# Arrrrgggghhhhh!



## Raine (Jul 12, 2005)

Hey, what's going on here? Lost all my karma, and now look at my status back down to assistant cook.


----------



## GB (Jul 12, 2005)

You are using a different username than you were using before. This one only has one e, but your other one has 2 e's. Try logging out and logging back in with Rainee as your username.


----------



## Raine (Jul 12, 2005)

That fixed it.  Not sure how all that happened. Raine is the name I first joined with, but never got a confirmation email, and it wouldn't let me log in using Raine. So I joined again using Rainee.


----------



## GB (Jul 12, 2005)

I can merge the two usernames into one if you want. Would you like me to do that and if so which username would you like to keep?


----------



## Andy M. (Jul 12, 2005)

... lie back on the couch and relax. 

Now, just how long have there been two of you sharing the same name?  

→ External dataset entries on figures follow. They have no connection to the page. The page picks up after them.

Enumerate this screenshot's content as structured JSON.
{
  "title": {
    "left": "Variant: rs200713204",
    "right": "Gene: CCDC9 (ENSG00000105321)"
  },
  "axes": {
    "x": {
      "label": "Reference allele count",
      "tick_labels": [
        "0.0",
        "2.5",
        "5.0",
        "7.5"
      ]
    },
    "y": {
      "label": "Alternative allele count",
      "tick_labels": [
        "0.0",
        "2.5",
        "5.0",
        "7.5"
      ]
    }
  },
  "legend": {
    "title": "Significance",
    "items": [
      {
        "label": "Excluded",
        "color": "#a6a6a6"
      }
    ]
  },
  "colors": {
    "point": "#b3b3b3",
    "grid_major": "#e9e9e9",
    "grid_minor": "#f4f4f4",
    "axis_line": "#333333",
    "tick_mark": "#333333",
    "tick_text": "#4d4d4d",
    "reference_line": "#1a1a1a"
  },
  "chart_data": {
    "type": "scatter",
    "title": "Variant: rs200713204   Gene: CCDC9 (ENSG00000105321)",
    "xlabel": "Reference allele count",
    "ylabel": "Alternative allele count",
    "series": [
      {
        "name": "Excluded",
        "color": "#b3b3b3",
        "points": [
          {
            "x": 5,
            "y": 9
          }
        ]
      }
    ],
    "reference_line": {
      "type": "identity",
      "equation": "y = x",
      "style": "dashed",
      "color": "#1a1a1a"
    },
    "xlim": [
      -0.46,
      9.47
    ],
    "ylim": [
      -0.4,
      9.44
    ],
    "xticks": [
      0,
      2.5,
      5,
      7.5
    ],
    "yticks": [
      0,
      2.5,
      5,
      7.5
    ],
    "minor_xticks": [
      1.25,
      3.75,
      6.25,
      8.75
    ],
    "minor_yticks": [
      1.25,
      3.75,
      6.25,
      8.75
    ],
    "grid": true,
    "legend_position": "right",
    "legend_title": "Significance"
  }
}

Hmmmmm. Verrrrrrrry Interrrrresting!


----------



## Raine (Jul 12, 2005)

Will it keep all my current status?

If so let's go with Raine.


Thanks a bunch!


----------



## GB (Jul 12, 2005)

It will. I have merged the accounts. Your username is now Raine.


----------



## texasgirl (Jul 12, 2005)

Andy M. said:
			
		

> ... lie back on the couch and relax.
> 
> Now, just how long have there been two of you sharing the same name?
> 
> Hmmmmm. Verrrrrrrry Interrrrresting!


----------



## kitchenelf (Jul 12, 2005)

Andy M. said:
			
		

> ... lie back on the couch and relax.
> 
> Now, just how long have there been two of you sharing the same name?
> 
> Hmmmmm. Verrrrrrrry Interrrrresting!



cute AndyM


----------



## amber (Jul 12, 2005)

Andy M. said:
			
		

> ... lie back on the couch and relax.
> 
> Now, just how long have there been two of you sharing the same name?
> 
> Hmmmmm. Verrrrrrrry Interrrrresting!


 
Ok, that made me laugh


----------